Creator: Ateliers Jean Prouvé.

"Jean Prouvé never accepted why a house should be so expensive to build. He had observed the production of aircraft and cars and questioned why houses could not be produced in a similar way,” explains Stine Liv Buur, Vitra Design Manager Classics. “He asked something that I think is still very relevant today: Why do we produce houses with components from so many different sources?"

Throughout his career, Prouvé was driven to design for solutions. His innovations in aluminum and prefabricated building elements applied “machine for living” standards to residential projects that are, in fact, quite homey, especially when decorated with his early modern pieces. In the 1930s when he first opened his atelier in Nancy, he designed a series of demountable houses; later, in 1945, 450 were provided to postwar refugees in Lorraine, France. He designed very few private residences but those he did were for family, friends, and acquaintances, which is why his furniture design legacy often overshadows his work as an architect. "Most of his designs came out of a need he saw in the market and the people, but also from institutions, such as universities and schools,” says Liv Buur. Prouvé worked within “the flow of his principles,” often experimenting with multiple versions of designs to perfect them. It’s why it is so unusual that the origin request for the tabouret métallique stool has not been found, nor has it been seen before on the vintage market.

Prouvé House Tabouret Métallique, Japanese Red Portrait.

Photography by Florian Böhm.

When visiting the Nancy archive—which contains work salvaged by “pure luck” from Prouvé’s former Maxéville factory—Liv Buur and her team saw its technical drawing, so “we knew that it must have been produced,” she says, noting that Vitra only reissues pieces for which they have designer specifications. She headed to the Bibliothèque Kandinsky in Paris, which holds the rest of the Prouvé archive, and saw it, for the first time, in three dimensions via a historical image. The bent metal parts seemed to have a white smooth varnish; today, it is being produced in four colorways, including the new Prouvé Bleu Marcoule.

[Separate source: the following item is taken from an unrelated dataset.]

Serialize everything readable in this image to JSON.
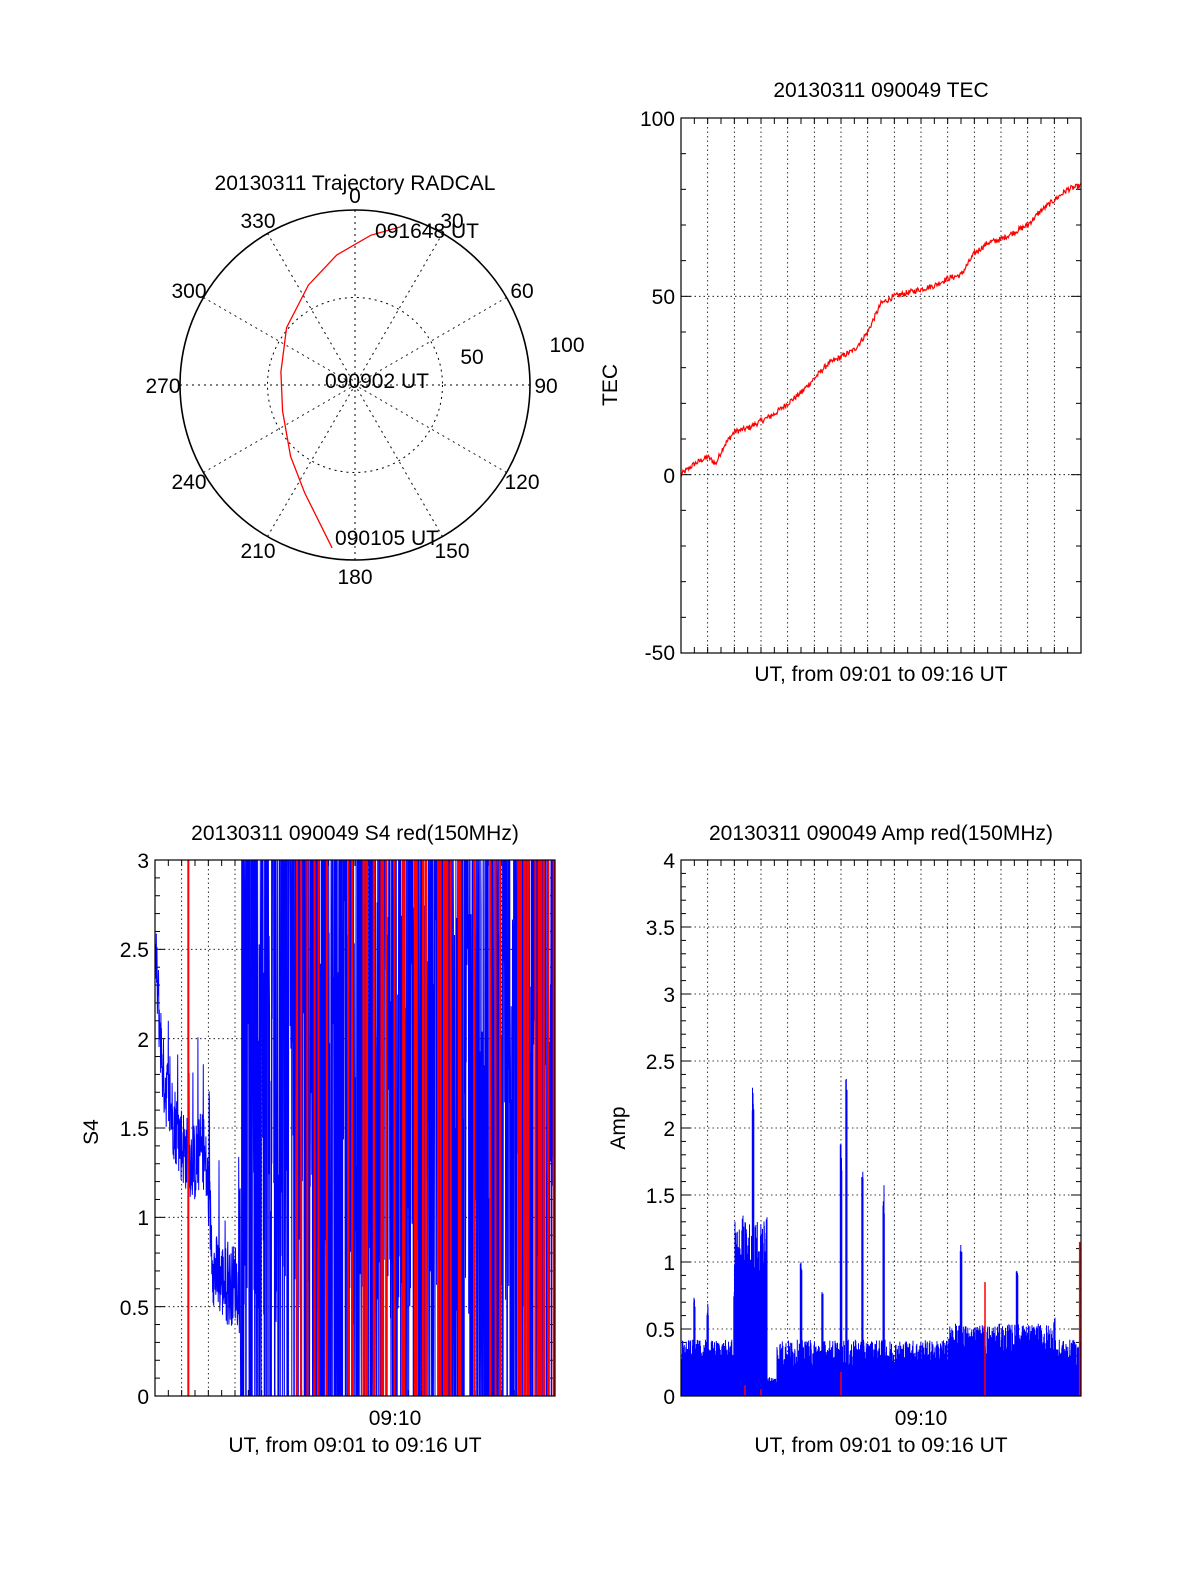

Diving deeper into this archival discovery has introduced new questions about the designer’s legacy and further revealed the continued relevance of his sustainable design practice, one that used local, standardized materials economically, with little to no waste. "At the time of their creation, his designs broke new ground with their forms and production techniques,” says Liv Buur. “His furniture was ahead of its time and today it still outlives its competitors.”